“My child’s friend has the same symptoms, and he is getting antibiotics. Why doesn’t my son get them, doesn’t he need an antibiotic to get better?”
I’ve heard this question asked many times in many ways. Often underlying this or similar questions is the expectation that when you are sick and go to the doctor, they give you a prescription that will make you better. This expectation doesn’t necessarily mirror reality. Pediatricians and other primary care doctors very often see people for things that are not made better by prescription medications, antibiotics or otherwise. We often spend more time discussing ways to care for the symptoms of a viral illness than we would writing a prescription to treat a straightforward bacterial infection like strep throat.
So, let’s get a clear understanding of what antibiotics do and what they don’t do.
What Antibiotics Do
Medically speaking, the term “antibiotic” actually refers to any antimicrobial. This includes antibacterials, antivirals, and antifungals. However, most people are referring to antibacterials when they use the term antibiotics.

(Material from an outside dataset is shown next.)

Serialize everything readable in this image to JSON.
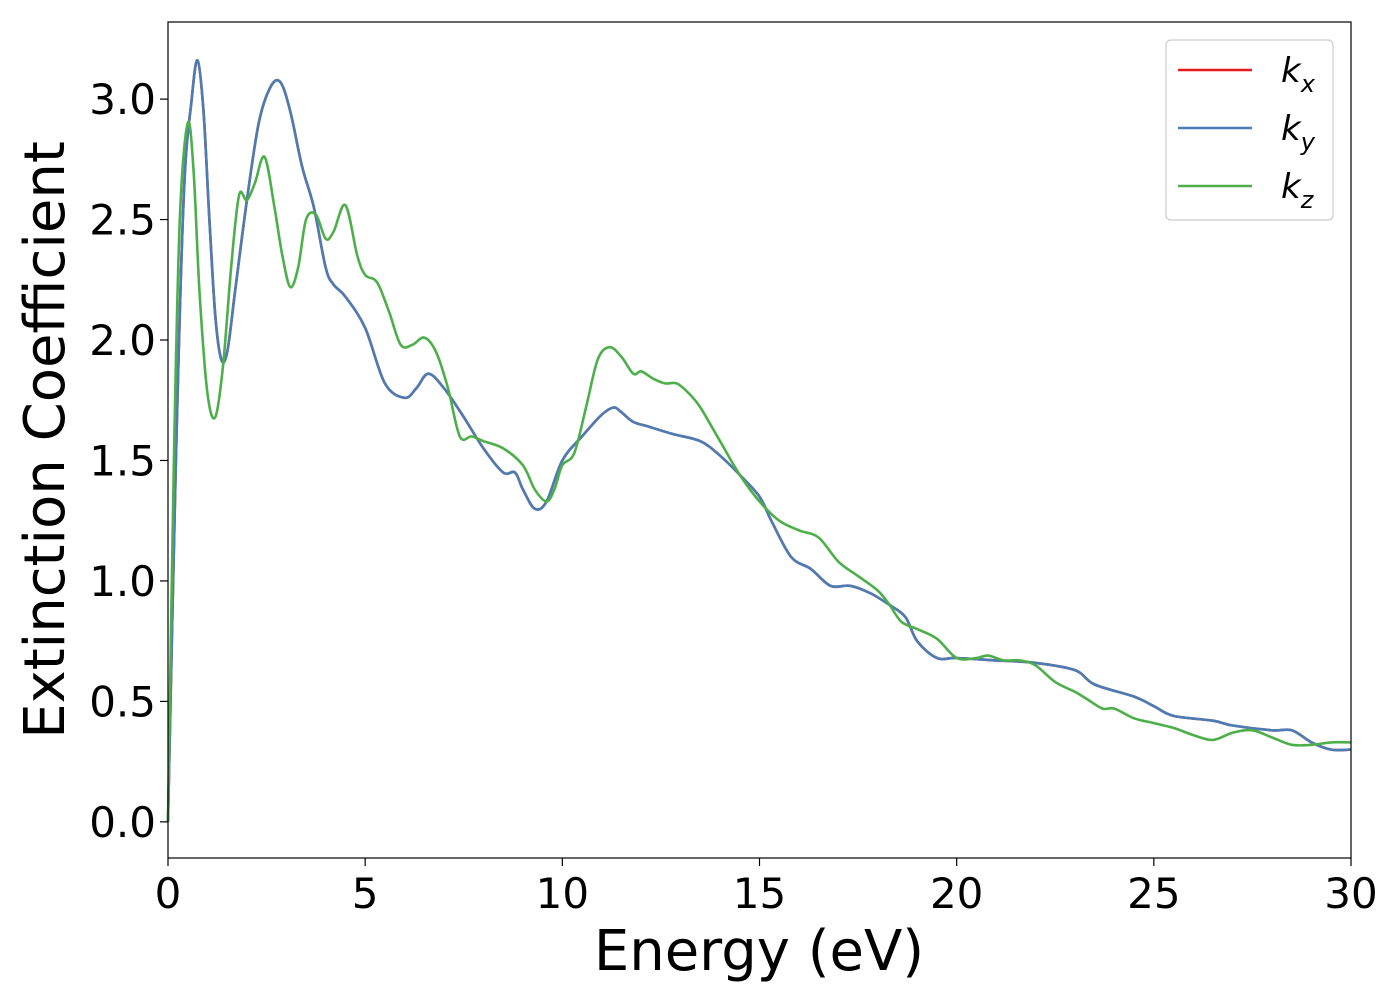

Antibiotics (antibacterials) kill bacteria. That’s it, plain and simple. They work by a variety of mechanisms to either kill bacteria or stop their growth so that your body’s immune system can take care of the rest.
Here’s what antibiotics DO NOT do:
- Antibiotics do not kill viruses
- They do not help directly with pain (they may get rid of the source of pain, and therefore help indirectly)
- They do not get rid of mucous in the nose or make fluid drain from the ears.
But, they do kill bacteria! They do treat bacterial infections and they do save lives.
Therefore, the question should be “Does my child have a bacterial infection that will benefit from antibiotics?”
When there is evidence that a child has a bacterial infection, the use of antibiotics is appropriate and often necessary for recovery. Therefore, patients are urged to finish the course of antibiotics as it has been prescribed. If there is no evidence of bacterial infection, antibiotics are (usually) not so great tasting liquids that have side effects and won’t help your child.
So, your child’s friend is on an antibiotic and your child is not. This is usually a good thing! Assuming the friend saw a doctor who prescribes antibiotics appropriately and responsibly, the friend must have evidence of bacterial illness. Maybe on top of a cold they have evidence of pneumonia or an ear infection. Celebrate that your child has not developed such infections! Do your best to do things that help your child feel better and allow plenty of rest for the body to recover. And, if your child is getting worse or doesn’t seem to be recovering in the expected time frame, bring your child back to the pediatrician to make sure that there is not additional treatment needed.